The main point here about engagement is that the members who have profiles can message each other directly via the directory which is a very valuable asset to have.
Renewals & Reminders
Before renewals are due, it’s best practice to send multiple reminders to your members so they’re aware that their membership is due for renewal. The emails can be programmed to be sent out automatically which also saves you valuable admin time.
When membership renewals are due it has to be a painless experience for your members if you want them to renew. Automatic renewals by direct debit are recommended as your members won’t have to do anything, they’ll just receive a notification letting them know they’ve renewed.
For members that prefer not to set up a direct debit, online payment options should be next in line. Most card payment providers are easy to integrate with and have simple processes making online payments a must have addition to your website.
By introducing this option you’re offering variety which is expected of most membership organisations in the 21st century. If get your reminders and renewal right your members will be more likely to renew their membership, helping you to increase overall retainment.
Let your members know who you are
It’s important to show visibility of who you are to make members feel part of your community.
Show how your organisation is set up on your website and explain which piece of the puzzle each person is responsible for.
As a member it’s easy to forget that there are real people behind the organisation who are working hard to provide this great online experience for them, so tell them who you are.

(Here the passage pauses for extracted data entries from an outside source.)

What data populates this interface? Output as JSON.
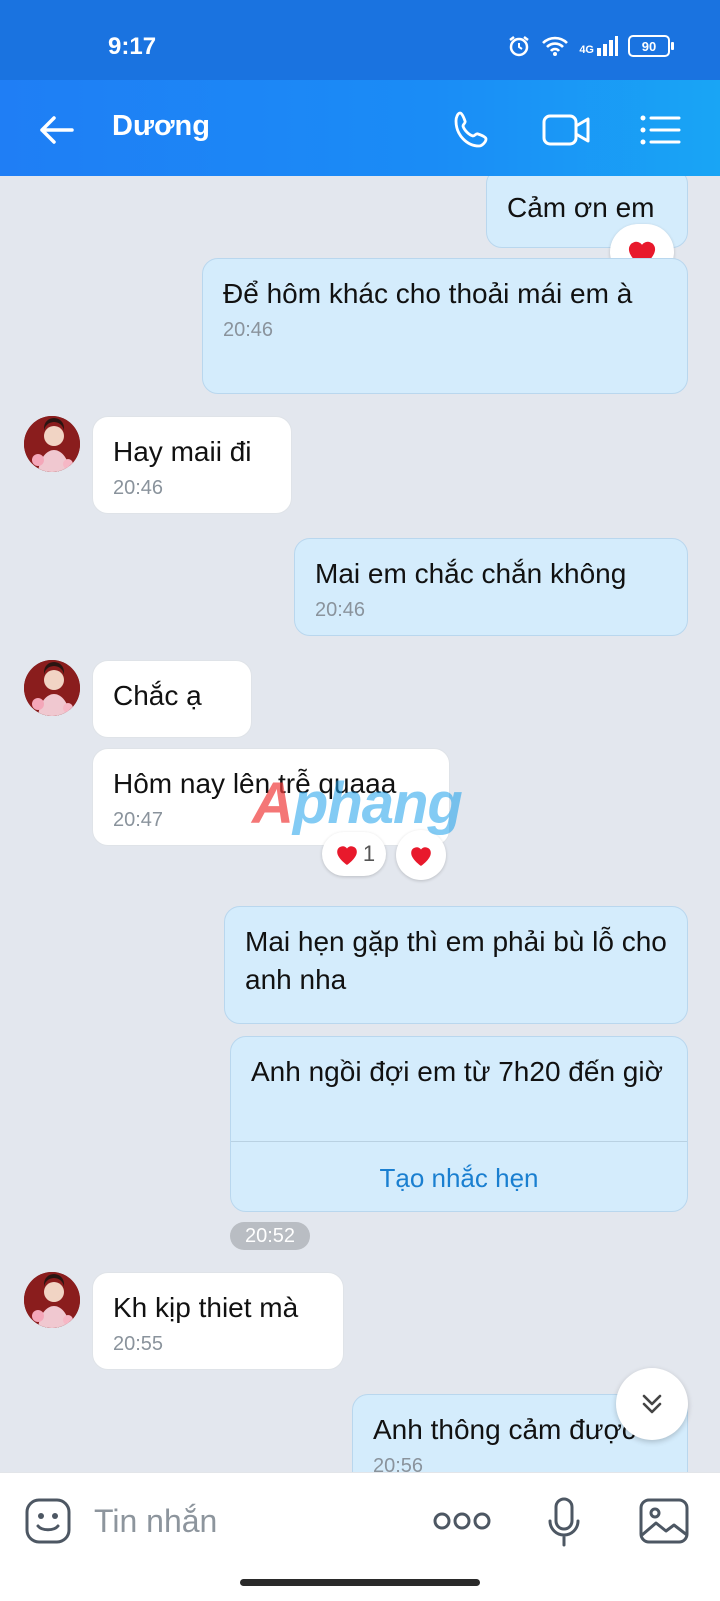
{
  "status": {
    "time": "9:17",
    "battery": "90",
    "network": "4G"
  },
  "header": {
    "contact_name": "Dương"
  },
  "messages": [
    {
      "text": "Cảm ơn em"
    },
    {
      "text": "Để hôm khác cho thoải mái em à",
      "time": "20:46"
    },
    {
      "text": "Hay maii đi",
      "time": "20:46"
    },
    {
      "text": "Mai em chắc chắn không",
      "time": "20:46"
    },
    {
      "text": "Chắc ạ"
    },
    {
      "text": "Hôm nay lên trễ quaaa",
      "time": "20:47"
    },
    {
      "text": "Mai hẹn gặp thì em phải bù lỗ cho anh nha"
    },
    {
      "text": "Anh ngồi đợi em từ 7h20 đến giờ",
      "action": "Tạo nhắc hẹn"
    },
    {
      "text": "Kh kịp thiet mà",
      "time": "20:55"
    },
    {
      "text": "Anh thông cảm được",
      "time": "20:56"
    }
  ],
  "group_time": "20:52",
  "reactions": {
    "count": "1"
  },
  "watermark": {
    "part1": "A",
    "part2": "phang"
  },
  "input": {
    "placeholder": "Tin nhắn"
  },
  "colors": {
    "header": "#1f7ef5",
    "outgoing_bubble": "#d4ecfc",
    "incoming_bubble": "#ffffff",
    "chat_bg": "#e3e7ee",
    "heart": "#e8192c"
  },
  "icons": [
    "back-arrow-icon",
    "phone-icon",
    "video-call-icon",
    "menu-icon",
    "heart-icon",
    "chevron-double-down-icon",
    "emoji-sticker-icon",
    "more-dots-icon",
    "microphone-icon",
    "image-icon",
    "alarm-icon",
    "wifi-icon",
    "signal-icon",
    "battery-icon"
  ]
}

By doing this you’re creating a direct connection between you and your members and they feel like they’re engaging with real people, not a robot.
The critical part of member engagement is understanding what your members want from their membership. Once you understand this, it’s up to you to take the right steps to engage with them.
Don’t try to do everything at once, focus on one area of engagement, get it right then start with the next. As long as you’re planning ahead and providing valuable member benefits you will retain your members for years to come whilst taking new members on board.